EH- Is there anything else you would like to tell us about while we are talking?

Kemerton- As a matter of fact, there is. I would like to explain why I have to wear the stupid fly mask all year round. I got a bad eye infection and had to have three eye surgeries a while back, it sucked. They told the girl that my eye would be more fragile from the surgery and more susceptible to injury, and that she should keep my face covered. She is obsessive about it, it is all her, trust me I would not choose to wear those things on my own. Some days, when I'm getting along well with Cool he will help me pull it off my face. Then Peanut or Dublin will stomp it in the mud and I won't have to wear it for a while, because the people won't be able to find it.

interview-with-kemerton-my-retired-thoroughbred

EH- Well, it was great getting to talk to you and hearing the story straight from the horse's mouth, your reputation certainly precedes you!

Kemerton- As it should! I pretty much run the show around here. Now excuse me, I need to go find something to crib on.

There you have it, folks! Straight from the horse's mouth! Kemerton's that is!

interview-with-kemerton-my-retired-thoroughbred
interview-with-kemerton-my-retired-thoroughbred

Comments

Ellison Hartley (author) from Maryland, USA on January 13, 2019:

Thanks so much for your kind and encouraging words!

Michael Claffey from Coolaney on January 13, 2019:

I think your great, vety strong, very brave and keep hopeful.

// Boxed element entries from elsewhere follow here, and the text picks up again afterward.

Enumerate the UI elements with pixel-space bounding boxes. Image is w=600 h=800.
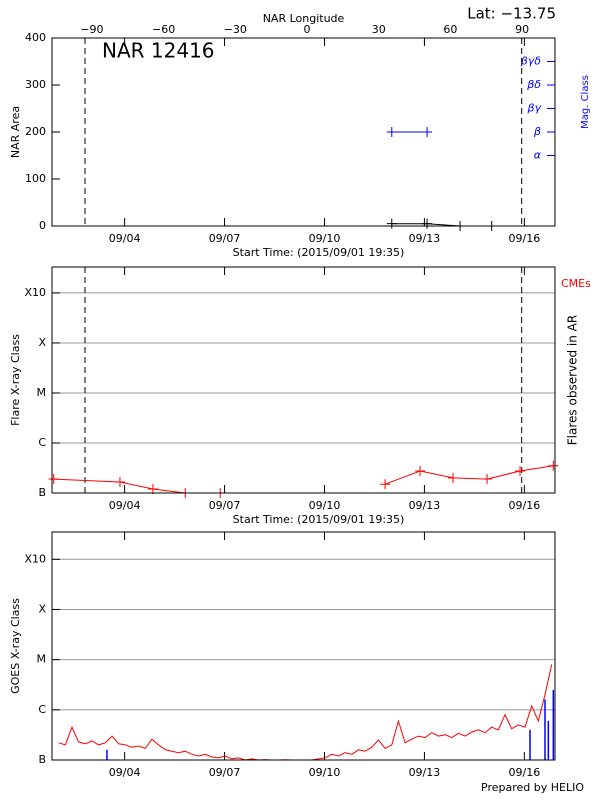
y2-tick-label: βγδ <box>520 55 542 68</box>
x-tick-label: 09/04 <box>109 232 141 245</box>
x-tick-label: 09/10 <box>309 499 341 512</box>
x-tick-label: 09/13 <box>409 232 441 245</box>
y-axis-label: Flare X-ray Class <box>9 334 22 426</box>
plot-frame <box>51 37 556 227</box>
point-marker <box>147 484 158 495</box>
x-axis-label: Start Time: (2015/09/01 19:35) <box>233 513 405 526</box>
x-tick-label: 09/04 <box>109 499 141 512</box>
x-tick-label: 09/13 <box>409 766 441 779</box>
y2-tick-label: β <box>533 125 541 138</box>
cme-label: CMEs <box>561 277 591 290</box>
panel-title: NAR 12416 <box>102 39 215 63</box>
y2-axis-label: Mag. Class <box>580 75 591 129</box>
point-marker <box>48 474 59 485</box>
series-line <box>53 465 554 494</box>
y-tick-label: X10 <box>24 286 46 299</box>
y-tick-label: B <box>38 486 46 499</box>
y-tick-label: 300 <box>25 78 46 91</box>
point-marker <box>515 466 526 477</box>
y2-tick-label: βγ <box>526 102 541 115</box>
x2-tick-label: 90 <box>515 23 529 36</box>
y-tick-label: X10 <box>24 552 46 565</box>
y-tick-label: 400 <box>25 31 46 44</box>
x-tick-label: 09/10 <box>309 766 341 779</box>
x-tick-label: 09/13 <box>409 499 441 512</box>
y-tick-label: M <box>37 386 47 399</box>
point-marker <box>422 218 433 229</box>
y-tick-label: M <box>37 653 47 666</box>
x2-tick-label: 0 <box>304 23 311 36</box>
x-tick-label: 09/07 <box>209 499 241 512</box>
y-tick-label: 200 <box>25 125 46 138</box>
x-tick-label: 09/04 <box>109 766 141 779</box>
x2-tick-label: −30 <box>224 23 247 36</box>
y-tick-label: B <box>38 753 46 766</box>
y-tick-label: 0 <box>39 219 46 232</box>
y-tick-label: C <box>38 703 46 716</box>
series-line <box>58 664 553 761</box>
point-marker <box>386 127 397 137</box>
y2-tick-label: βδ <box>526 78 541 91</box>
x2-tick-label: −90 <box>80 23 103 36</box>
x-tick-label: 09/07 <box>209 232 241 245</box>
y-axis-label: GOES X-ray Class <box>9 598 22 694</box>
y2-axis-label: Flares observed in AR <box>566 315 580 445</box>
x2-axis-label: NAR Longitude <box>263 12 345 25</box>
x-tick-label: 09/10 <box>309 232 341 245</box>
latitude: Lat: −13.75 <box>467 5 556 23</box>
point-marker <box>448 472 459 483</box>
x2-tick-label: 30 <box>372 23 386 36</box>
y2-tick-label: α <box>534 149 542 162</box>
x-axis-label: Start Time: (2015/09/01 19:35) <box>233 246 405 259</box>
x2-tick-label: 60 <box>443 23 457 36</box>
point-marker <box>114 476 125 487</box>
plot-frame <box>51 531 556 761</box>
point-marker <box>380 479 391 490</box>
point-marker <box>548 460 559 471</box>
point-marker <box>386 218 397 229</box>
plot-frame <box>51 266 556 494</box>
x-tick-label: 09/07 <box>209 766 241 779</box>
y-tick-label: C <box>38 436 46 449</box>
x-tick-label: 09/16 <box>509 766 541 779</box>
point-marker <box>422 127 433 137</box>
point-marker <box>482 474 493 485</box>
x-tick-label: 09/16 <box>509 499 541 512</box>
point-marker <box>415 466 426 477</box>
y-axis-label: NAR Area <box>9 106 22 158</box>
credit: Prepared by HELIO <box>481 781 584 794</box>
y-tick-label: X <box>38 602 46 615</box>
y-tick-label: 100 <box>25 172 46 185</box>
x-tick-label: 09/16 <box>509 232 541 245</box>
y-tick-label: X <box>38 336 46 349</box>
x2-tick-label: −60 <box>152 23 175 36</box>
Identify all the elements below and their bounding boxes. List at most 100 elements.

I know ppl who've gone back to sports from TBI. So i wish you every good thing Ellison and I love your picures.. just amazing :)

Ellison Hartley (author) from Maryland, USA on January 13, 2019:

Thanks so much! Hopefully, slowly but surely I will heal up from this TBI and be able to ride again, time will tell. I'm lucky just to have a life with horses on my family farm!

Michael Claffey from Coolaney on January 13, 2019:

Wow stunning photos, i love your writing style and the passion that you share here. Sorry to hear you cant ride, but maybe onr day again! Your farm is beautiful.